After being tested, the results either show "normal", "carrier" or "affected" and can be determined by DNA testing of either a blood or hair sample.

- N/N — Normal: does not have the HERDA gene
- N/HRD- Carrier: carries one copy of the gene
- HRD/HRD- Affected: has two copies of the gene

The expected lifespan of an affected horse is 2–4 years. There is currently no cure for this disease. To prevent it from occurring, the only solution is not to breed horses who both carry the HERDA allele.

==History==

The disease first was recognized in 1971. Research of affected animals indicated that 95% of the identified HERDA horses have traced back to Poco Bueno on both sides of the pedigree. Some also trace to his full brother, Old Grand Dad. The remaining 5% trace to King, the sire of both horses. This may suggest that Poco Bueno could have inherited the HC mutation from his sire, with the possibility that the condition goes even further back. It is difficult to trace the condition further because no pedigrees to date completely distinguish between the lines of Poco Bueno's sire, King, and his dam, Miss Taylor; even if full records existed, it would be difficult to verify them due to their age.

A disease consistent with HERDA/HC was described in the scientific literature in 1988 documenting two related affected Quarter Horses. Researchers at Mississippi State University described a separation of the upper and lower dermis associated with a loose packing of collagen fibrils in a one-year-old filly with hyperelastosis cutis. In 2004, clinical veterinarians at the University of California, Davis first coined the term hereditary equine regional dermal asthenia (HERDA) after examining 50 horses with stereotypical presentation of the disease.

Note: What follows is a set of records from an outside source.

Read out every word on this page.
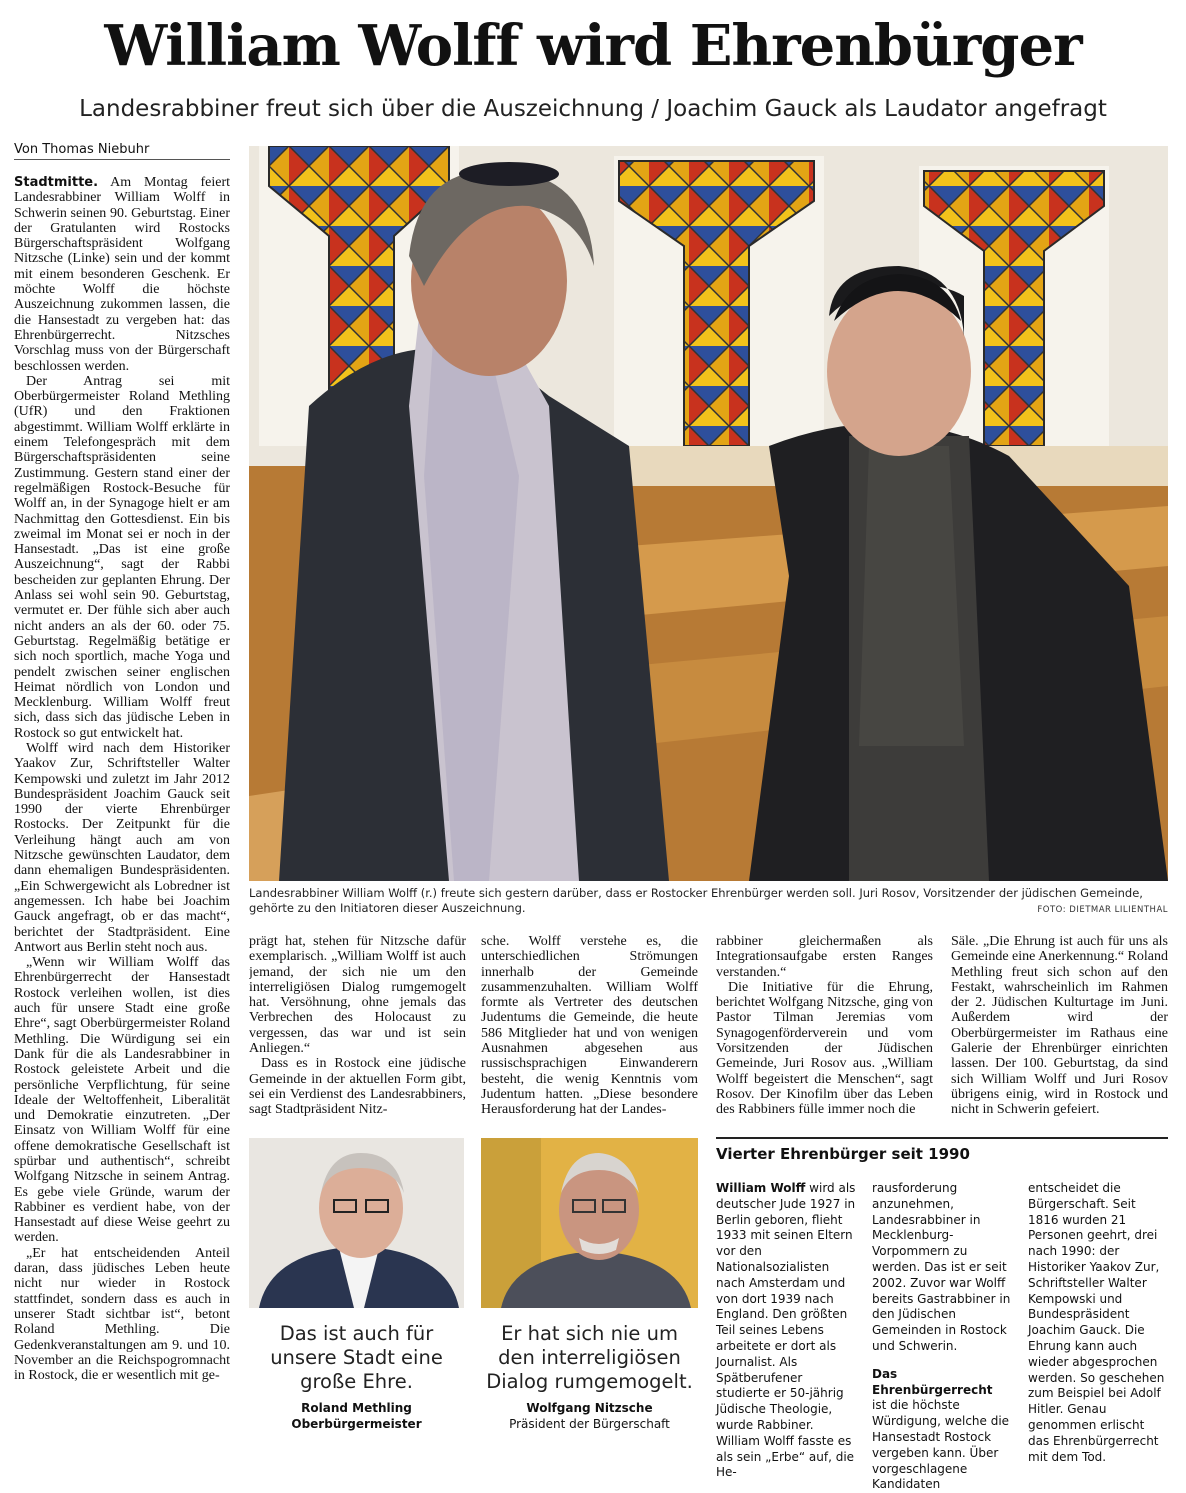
William Wolff wird Ehrenbürger
Landesrabbiner freut sich über die Auszeichnung / Joachim Gauck als Laudator angefragt
Von Thomas Niebuhr

Stadtmitte. Am Montag feiert Landesrabbiner William Wolff in Schwerin seinen 90. Geburtstag. Einer der Gratulanten wird Rostocks Bürgerschaftspräsident Wolfgang Nitzsche (Linke) sein und der kommt mit einem besonderen Geschenk. Er möchte Wolff die höchste Auszeichnung zukommen lassen, die die Hansestadt zu vergeben hat: das Ehrenbürgerrecht. Nitzsches Vorschlag muss von der Bürgerschaft beschlossen werden.

Der Antrag sei mit Oberbürgermeister Roland Methling (UfR) und den Fraktionen abgestimmt. William Wolff erklärte in einem Telefongespräch mit dem Bürgerschaftspräsidenten seine Zustimmung. Gestern stand einer der regelmäßigen Rostock-Besuche für Wolff an, in der Synagoge hielt er am Nachmittag den Gottesdienst. Ein bis zweimal im Monat sei er noch in der Hansestadt. „Das ist eine große Auszeichnung“, sagt der Rabbi bescheiden zur geplanten Ehrung. Der Anlass sei wohl sein 90. Geburtstag, vermutet er. Der fühle sich aber auch nicht anders an als der 60. oder 75. Geburtstag. Regelmäßig betätige er sich noch sportlich, mache Yoga und pendelt zwischen seiner englischen Heimat nördlich von London und Mecklenburg. William Wolff freut sich, dass sich das jüdische Leben in Rostock so gut entwickelt hat.

Wolff wird nach dem Historiker Yaakov Zur, Schriftsteller Walter Kempowski und zuletzt im Jahr 2012 Bundespräsident Joachim Gauck seit 1990 der vierte Ehrenbürger Rostocks. Der Zeitpunkt für die Verleihung hängt auch am von Nitzsche gewünschten Laudator, dem dann ehemaligen Bundespräsidenten. „Ein Schwergewicht als Lobredner ist angemessen. Ich habe bei Joachim Gauck angefragt, ob er das macht“, berichtet der Stadtpräsident. Eine Antwort aus Berlin steht noch aus.

„Wenn wir William Wolff das Ehrenbürgerrecht der Hansestadt Rostock verleihen wollen, ist dies auch für unsere Stadt eine große Ehre“, sagt Oberbürgermeister Roland Methling. Die Würdigung sei ein Dank für die als Landesrabbiner in Rostock geleistete Arbeit und die persönliche Verpflichtung, für seine Ideale der Weltoffenheit, Liberalität und Demokratie einzutreten. „Der Einsatz von William Wolff für eine offene demokratische Gesellschaft ist spürbar und authentisch“, schreibt Wolfgang Nitzsche in seinem Antrag. Es gebe viele Gründe, warum der Rabbiner es verdient habe, von der Hansestadt auf diese Weise geehrt zu werden.

„Er hat entscheidenden Anteil daran, dass jüdisches Leben heute nicht nur wieder in Rostock stattfindet, sondern dass es auch in unserer Stadt sichtbar ist“, betont Roland Methling. Die Gedenkveranstaltungen am 9. und 10. November an die Reichspogromnacht in Rostock, die er wesentlich mit ge-

Landesrabbiner William Wolff (r.) freute sich gestern darüber, dass er Rostocker Ehrenbürger werden soll. Juri Rosov, Vorsitzender der jüdischen Gemeinde, gehörte zu den Initiatoren dieser Auszeichnung.	FOTO: DIETMAR LILIENTHAL

prägt hat, stehen für Nitzsche dafür exemplarisch. „William Wolff ist auch jemand, der sich nie um den interreligiösen Dialog rumgemogelt hat. Versöhnung, ohne jemals das Verbrechen des Holocaust zu vergessen, das war und ist sein Anliegen.“

Dass es in Rostock eine jüdische Gemeinde in der aktuellen Form gibt, sei ein Verdienst des Landesrabbiners, sagt Stadtpräsident Nitz-

sche. Wolff verstehe es, die unterschiedlichen Strömungen innerhalb der Gemeinde zusammenzuhalten. William Wolff formte als Vertreter des deutschen Judentums die Gemeinde, die heute 586 Mitglieder hat und von wenigen Ausnahmen abgesehen aus russischsprachigen Einwanderern besteht, die wenig Kenntnis vom Judentum hatten. „Diese besondere Herausforderung hat der Landes-

rabbiner gleichermaßen als Integrationsaufgabe ersten Ranges verstanden.“

Die Initiative für die Ehrung, berichtet Wolfgang Nitzsche, ging von Pastor Tilman Jeremias vom Synagogenförderverein und vom Vorsitzenden der Jüdischen Gemeinde, Juri Rosov aus. „William Wolff begeistert die Menschen“, sagt Rosov. Der Kinofilm über das Leben des Rabbiners fülle immer noch die

Säle. „Die Ehrung ist auch für uns als Gemeinde eine Anerkennung.“ Roland Methling freut sich schon auf den Festakt, wahrscheinlich im Rahmen der 2. Jüdischen Kulturtage im Juni. Außerdem wird der Oberbürgermeister im Rathaus eine Galerie der Ehrenbürger einrichten lassen. Der 100. Geburtstag, da sind sich William Wolff und Juri Rosov übrigens einig, wird in Rostock und nicht in Schwerin gefeiert.

Das ist auch für unsere Stadt eine große Ehre.
Roland Methling
Oberbürgermeister
Er hat sich nie um den interreligiösen Dialog rumgemogelt.
Wolfgang Nitzsche
Präsident der Bürgerschaft
Vierter Ehrenbürger seit 1990

William Wolff wird als deutscher Jude 1927 in Berlin geboren, flieht 1933 mit seinen Eltern vor den Nationalsozialisten nach Amsterdam und von dort 1939 nach England. Den größten Teil seines Lebens arbeitete er dort als Journalist. Als Spätberufener studierte er 50-jährig Jüdische Theologie, wurde Rabbiner. William Wolff fasste es als sein „Erbe“ auf, die He-

rausforderung anzunehmen, Landesrabbiner in Mecklenburg-Vorpommern zu werden. Das ist er seit 2002. Zuvor war Wolff bereits Gastrabbiner in den Jüdischen Gemeinden in Rostock und Schwerin.

Das Ehrenbürgerrecht

ist die höchste Würdigung, welche die Hansestadt Rostock vergeben kann. Über vorgeschlagene Kandidaten

entscheidet die Bürgerschaft. Seit 1816 wurden 21 Personen geehrt, drei nach 1990: der Historiker Yaakov Zur, Schriftsteller Walter Kempowski und Bundespräsident Joachim Gauck. Die Ehrung kann auch wieder abgesprochen werden. So geschehen zum Beispiel bei Adolf Hitler. Genau genommen erlischt das Ehrenbürgerrecht mit dem Tod.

Shortened and thinned collagen fibrils in the deep dermis was the significant characteristic shared among the affected skin of diseased horses.

Throughout the years, closely breeding back, or inbreeding, to the lines of Poco Bueno increased the frequency of homozygousity in the population, thus increasing the number of affected animals. The 2004 Quarter Horse News Stallion Register revealed that of the top 100 cutting horse stallions, 14 are known HERDA carriers. Today, approximately 28% of all horses of cutting horse bloodlines are carriers of HERDA.

Using DNA from the UC Davis clinical collection of HERDA samples, collaborating UC Davis geneticists searched for discreet areas of DNA that were homozygous, or identical by descent, uniquely in affected horses. UC Davis first reported successful preliminary mapping in January 2004. Additional work verified the disease was inherited, rather than caused solely by environmental insult, and strongly indicated an autosomal recessive mode of inheritance. In January 2007, UC Davis presented their findings at the Plant and Animal Genome Conference Equine Workshop indicating the ability to identify horses that carry HERDA. A full accounting of this work, detailing the mapping and identification of a mutation in the gene coding for peptidylprolyl isomerase B, was published on May 11, 2007. Concurrent with publication of these results, the Veterinary Genetics Laboratory at UC Davis began offering a genetic test to identify carriers of the disease allele.

In the spring of 2007, researchers working independently at Cornell University and at the University of California, Davis announced that a DNA test for HERDA had been developed. Over 1,500 horses were tested during the development phase of the test, which was initially available to the general public through both institutions. A United States patent for the HERDA test was issued to UC Davis on October 27, 2009.